22.7.14
À mesa na Herdade do Esporão
No Alentejo o tempo passa mais devagar. E esse é apenas um dos seus muitos encantos. É como se todos os afazeres do dia pudessem ser cumpridos sem a pressão do relógio e a vida fosse acontecendo em harmonia com a paisagem. A estrada que nos leva até à Herdade do Esporão tem, como seria de esperar, uma moldura de vinhas e flores campestres, encimada por um céu azul a perder de vista. São quilómetros de uma imensidão com uma serenidade muito própria, característica identitária de um lugar muito especial.
Chegada a hora do almoço, o espaço do restaurante é ainda mais convidativo com a sua vista aberta sobre as vinhas, a barragem e o montado. A curiosidade divide-se entre as ervas aromáticas à beira do terraço, com os tomilhos e a erva caril no seu auge, e a nova adega de lagares a tomar forma com as suas paredes de taipa, mesmo ali ao lado. E numa terra em que a mesa ocupa o lugar central, as conversas acontecem quase sempre em volta do prato e com um copo na mão.
Quando se entra no restaurante é a luz que passa pelas grandes janelas abertas sobre o terraço que mais chama a atenção. A mesa posta na sala mais pequena está decorada com flores do campo e os menus impressos remetem para os padrões das mantas alentejanas. No coração da tradição vínica do Esporão, o nosso almoço celebra os brancos num conjunto de harmonizações em que os vinhos encontram nos pratos do chef Miguel Vaz parceiros com quem dialogar. As conversas cruzadas com a enóloga Sandra Alves, responsável pelos brancos e rosés na equipa de enologia liderada por David Baverstock, são o veículo perfeito para compreender melhor os vinhos que chegam à mesa e a sua ligação com os pratos.
No Cappuccino de ervilha, cogumelos em pickle e espuma de presunto estão alguns dos sabores que melhor espelham o Alentejo. Servido com um dos pilares do Esporão, este prato encontra no Monte Velho branco 2013 o par perfeito para as boas-vindas. Apreciado ao longo dos anos por diferentes gerações, a história deste vinho confunde-se a espaços com a da Herdade do Esporão. A combinação deste branco jovem, frutado e fresco, com a riqueza do presunto no cappuccino funciona às mil maravilhas.

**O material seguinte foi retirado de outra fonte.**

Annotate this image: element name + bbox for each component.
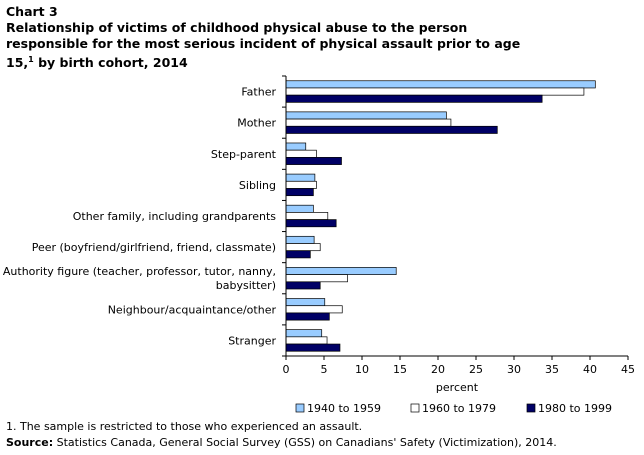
bar-6-series-1 xyxy=(285,274,348,283)
bar-5-series-1 xyxy=(285,243,321,252)
category-label-2-line-0: Step-parent xyxy=(211,148,277,161)
bar-0-series-1 xyxy=(285,87,585,96)
category-label-3: Sibling xyxy=(239,179,276,192)
category-label-4: Other family, including grandparents xyxy=(73,210,277,223)
bar-1-series-0 xyxy=(285,111,447,120)
category-label-0: Father xyxy=(241,86,276,99)
bar-0-series-2 xyxy=(285,94,543,103)
legend-label-0: 1940 to 1959 xyxy=(307,402,381,415)
bar-4-series-0 xyxy=(285,204,314,213)
category-label-6: Authority figure (teacher, professor, tu… xyxy=(3,265,276,292)
category-label-5-line-0: Peer (boyfriend/girlfriend, friend, clas… xyxy=(32,241,276,254)
category-label-7: Neighbour/acquaintance/other xyxy=(108,303,277,316)
category-labels-group: Father Mother Step-parent Sibling Other fami… xyxy=(3,86,277,348)
category-label-6-line-1: babysitter) xyxy=(216,279,276,292)
x-tick-label-6: 30 xyxy=(507,363,521,376)
tick-labels-group: 0 5 10 15 20 25 30 35 40 45 xyxy=(283,363,636,376)
x-tick-label-1: 5 xyxy=(321,363,328,376)
legend-swatch-2 xyxy=(526,403,536,413)
category-label-3-line-0: Sibling xyxy=(239,179,276,192)
legend: 1940 to 1959 1960 to 1979 1980 to 1999 xyxy=(295,402,612,415)
bar-7-series-0 xyxy=(285,298,326,307)
category-label-8: Stranger xyxy=(228,334,276,347)
bar-0-series-0 xyxy=(285,80,596,89)
bar-3-series-1 xyxy=(285,180,317,189)
bar-2-series-2 xyxy=(285,157,342,165)
bar-1-series-2 xyxy=(285,125,498,134)
x-tick-label-3: 15 xyxy=(393,363,407,376)
source-text: Statistics Canada, General Social Survey… xyxy=(53,436,557,449)
x-tick-label-4: 20 xyxy=(431,363,445,376)
title-footnote-ref: 1 xyxy=(28,55,34,64)
bar-1-series-1 xyxy=(285,118,452,127)
category-label-2: Step-parent xyxy=(211,148,277,161)
source-label: Source: xyxy=(6,436,54,449)
bar-chart: Father Mother Step-parent Sibling Other fami… xyxy=(3,75,636,415)
axes-group xyxy=(282,75,629,360)
x-tick-label-2: 10 xyxy=(355,363,369,376)
bar-4-series-1 xyxy=(285,212,329,220)
x-tick-label-7: 35 xyxy=(545,363,559,376)
bar-6-series-2 xyxy=(285,281,321,290)
x-tick-label-5: 25 xyxy=(469,363,483,376)
chart-title-suffix: by birth cohort, 2014 xyxy=(33,55,188,71)
bar-8-series-2 xyxy=(285,343,341,352)
bar-7-series-2 xyxy=(285,312,330,321)
x-tick-label-0: 0 xyxy=(283,363,290,376)
category-label-1-line-0: Mother xyxy=(237,117,276,130)
chart-title: Relationship of victims of childhood phy… xyxy=(6,20,546,71)
bar-3-series-2 xyxy=(285,188,314,197)
category-label-4-line-0: Other family, including grandparents xyxy=(73,210,277,223)
category-label-6-line-0: Authority figure (teacher, professor, tu… xyxy=(3,265,276,278)
category-label-0-line-0: Father xyxy=(241,86,276,99)
bars-group xyxy=(285,80,596,352)
chart-label: Chart 3 xyxy=(6,4,58,19)
bar-5-series-0 xyxy=(285,235,315,244)
chart-title-text: Relationship of victims of childhood phy… xyxy=(6,20,521,71)
legend-label-2: 1980 to 1999 xyxy=(538,402,612,415)
x-tick-label-9: 45 xyxy=(621,363,635,376)
bar-2-series-0 xyxy=(285,142,307,151)
bar-5-series-2 xyxy=(285,250,311,259)
legend-swatch-1 xyxy=(410,403,420,413)
bar-2-series-1 xyxy=(285,149,317,158)
bar-4-series-2 xyxy=(285,219,337,228)
legend-swatch-0 xyxy=(295,403,305,413)
x-tick-label-8: 40 xyxy=(583,363,597,376)
source-line: Source: Statistics Canada, General Socia… xyxy=(6,436,557,449)
legend-label-1: 1960 to 1979 xyxy=(422,402,496,415)
category-label-8-line-0: Stranger xyxy=(228,334,276,347)
bar-7-series-1 xyxy=(285,305,343,314)
category-label-7-line-0: Neighbour/acquaintance/other xyxy=(108,303,277,316)
bar-6-series-0 xyxy=(285,267,397,275)
bar-8-series-1 xyxy=(285,336,328,345)
category-label-5: Peer (boyfriend/girlfriend, friend, clas… xyxy=(32,241,276,254)
bar-3-series-0 xyxy=(285,173,316,182)
category-label-1: Mother xyxy=(237,117,276,130)
bar-8-series-0 xyxy=(285,329,323,338)
footnote: 1. The sample is restricted to those who… xyxy=(6,420,363,433)
x-axis-title: percent xyxy=(436,381,479,394)
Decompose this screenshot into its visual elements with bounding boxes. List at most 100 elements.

A carta Primavera/Verão do chef Miguel Vaz é resultado de uma ligação à terra e à sua gastronomia, numa abordagem bem contemporânea. Com uma horta biológica que fornece o restaurante todo o ano com os produtos da estação, não é de estranhar que os vegetais assumam um papel importante nas escolhas do chef. Quando a terra mais produz é um sem fim de possibilidades que se abrem e que fazem do Visita à Horta... um prato em constante mutação. A acompanhar um copo de Verdelho 2013, um monovarietal elegante e intenso que se faz os encantos da mesa e ombreia com a tempura de couve-flor e o nabo crú marinado, os rolinhos de couve e o pickle de cebola roxa na perfeição. Um vinho com personalidade para um prato fantástico, talvez a minha harmonização preferida.

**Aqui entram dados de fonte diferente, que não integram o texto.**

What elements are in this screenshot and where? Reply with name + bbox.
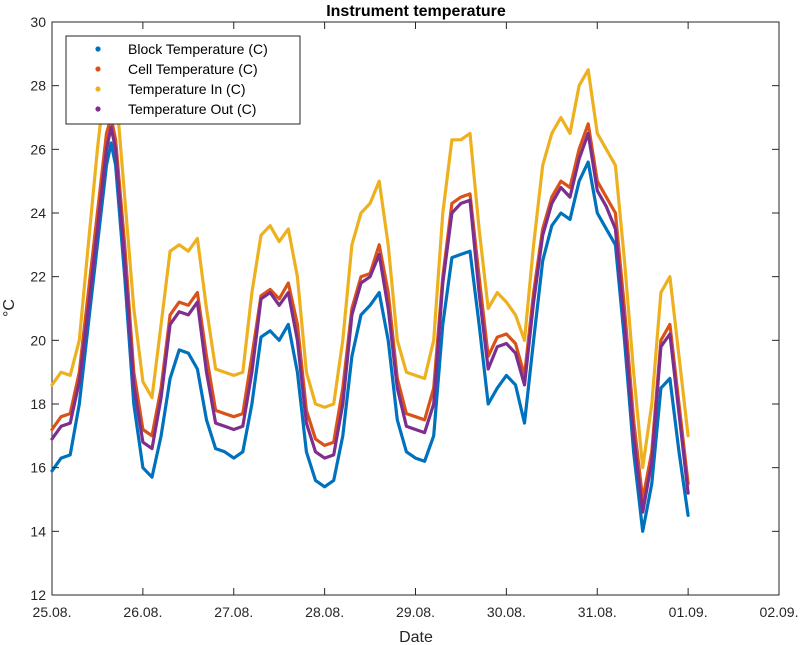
x-tick-label: 27.08. <box>214 604 253 620</box>
chart-title: Instrument temperature <box>326 3 506 20</box>
y-tick-label: 12 <box>30 587 46 603</box>
series-line-3 <box>50 52 690 470</box>
legend-label: Block Temperature (C) <box>128 41 268 57</box>
series-line-1 <box>50 141 690 533</box>
x-tick-label: 02.09. <box>760 604 799 620</box>
x-tick-label: 29.08. <box>396 604 435 620</box>
legend: Block Temperature (C) Cell Temperature (C… <box>65 35 301 125</box>
series-group <box>50 52 690 533</box>
legend-marker <box>95 86 101 92</box>
y-tick-label: 18 <box>30 396 46 412</box>
y-tick-label: 30 <box>30 14 46 30</box>
x-tick-label: 30.08. <box>487 604 526 620</box>
legend-label: Temperature In (C) <box>128 81 245 97</box>
x-tick-label: 01.09. <box>669 604 708 620</box>
legend-label: Cell Temperature (C) <box>128 61 258 77</box>
x-tick-label: 25.08. <box>33 604 72 620</box>
legend-box <box>65 35 301 125</box>
y-tick-label: 16 <box>30 460 46 476</box>
y-tick-label: 26 <box>30 141 46 157</box>
y-axis-title: °C <box>1 299 18 317</box>
x-tick-label: 31.08. <box>578 604 617 620</box>
y-tick-label: 28 <box>30 78 46 94</box>
x-axis-title: Date <box>399 629 433 645</box>
series-line-2 <box>50 115 690 502</box>
y-axis: 12 14 16 18 20 22 24 26 28 30 <box>30 14 779 603</box>
legend-marker <box>95 106 101 112</box>
x-axis: 25.08. 26.08. 27.08. 28.08. 29.08. 30.08. 31.0… <box>33 22 799 620</box>
x-tick-label: 26.08. <box>123 604 162 620</box>
y-tick-label: 22 <box>30 269 46 285</box>
y-tick-label: 14 <box>30 523 46 539</box>
legend-marker <box>95 66 101 72</box>
series-line-4 <box>50 125 690 514</box>
legend-marker <box>95 46 101 52</box>
y-tick-label: 24 <box>30 205 46 221</box>
legend-label: Temperature Out (C) <box>128 101 256 117</box>
x-tick-label: 28.08. <box>305 604 344 620</box>
y-tick-label: 20 <box>30 332 46 348</box>
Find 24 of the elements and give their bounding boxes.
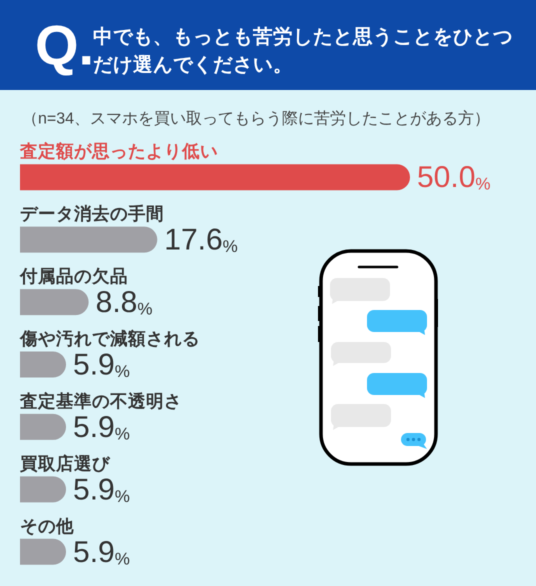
chart-subtitle: （n=34、スマホを買い取ってもらう際に苦労したことがある方） [22, 110, 490, 128]
data-label: 17.6% [164, 224, 238, 257]
y-tick-label: 買取店選び [19, 453, 111, 474]
data-label: 5.9% [73, 348, 130, 382]
y-tick-label: データ消去の手間 [20, 204, 164, 224]
data-label: 8.8% [96, 286, 152, 320]
data-label: 5.9% [73, 473, 130, 506]
chart-title: 中でも、もっとも苦労したと思うことをひとつだけ選んでください。 [93, 25, 513, 76]
bar [20, 289, 89, 316]
bar [20, 538, 66, 565]
y-tick-label: その他 [20, 516, 75, 536]
data-label: 5.9% [73, 536, 130, 569]
data-label: 50.0% [417, 161, 491, 194]
bar [20, 352, 66, 378]
bar [20, 164, 410, 190]
y-tick-label: 査定額が思ったより低い [19, 141, 218, 162]
y-tick-label: 査定基準の不透明さ [19, 390, 182, 411]
text: Q. [35, 14, 94, 76]
y-tick-label: 傷や汚れで減額される [19, 328, 200, 348]
bar [20, 226, 158, 253]
y-tick-label: 付属品の欠品 [19, 266, 128, 286]
bar [20, 414, 66, 440]
data-label: 5.9% [73, 410, 130, 444]
bar [20, 476, 66, 502]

Com as conversas em torno da meteorologia e o seu papel na vinha, lá avançamos para um prato que faz uso de mais um ingrediente icónico do Alentejo. São os lagostins a assumir destaque, com as águas da barragem ali tão próximas.
Lagostim, puré de couve-flor, toucinho de porco preto, azeite de limão e funcho selvagem é um prato inteligente e muito bonito que no entanto não me arrebata o coração. Culpo a minha paixão pelo prato anterior, ainda no palato, e o encanto do vinho 2 Castas 2013 que entretanto me chega ao copo. As castas eleitas em 2013 são Gouveio (70%) e Antão Vaz (30%), numa conjugação muito aromática e equilibrada. É a delicadeza deste vinho, muito diferente do anterior pelo seu carácter vegetal, que me ficam na memória.
Mais que prontos para o prato principal, eis-nos perante o famoso Bacalhau 66ºC, panadeira de batata e legumes do chef Miguel Vaz. A todos os níveis excepcional, este é de novo um prato repleto de referências à terra. A panadeira de batata é uma receita com raízes alentejanas mas cujo percurso está pouco inscrito na gastronomia local. Lembra-me os pratos de batata franceses (mas sem as natas e a manteiga). Gosto das texturas e da leveza deste prato. A harmonização com o Esporão Reserva Branco 2013, onde se encontram as castas Antão Vaz, Arinto, Roupeiro e Semillon, surge numa combinação clássica e bem conseguida.
A tempo de adoçar a boca, um Desafio chocolate, azeite e vinho numa espécie de encontro das diferentes vertentes produtivas do Esporão. Para o meu gosto um nadinha doce em demasia, em virtude do chocolate de leite. Questão que aparentemente não se coloca aos meus companheiros de conversa e que é compensada assim recebe um fio de azeite Galega Esporão.
Ainda com os sentidos a processar chega à mesa um imponente e lindo Mil folhas de morango e vinho Licoroso. Servido com o Late Harvest 2012 há uma concorrência entre ambos que funciona no prato mas não os favorece na harmonização. O que não impede o apreciar cada um por si, para finalizar um almoço memorável.
Uma das vantagens de ter campo a perder de vista é que a seguir ao almoço se pode andar tanto quanto se queira (e se consiga). Para digerir a experiência e conhecer melhor a Herdade. Uma visita mais que recomendada.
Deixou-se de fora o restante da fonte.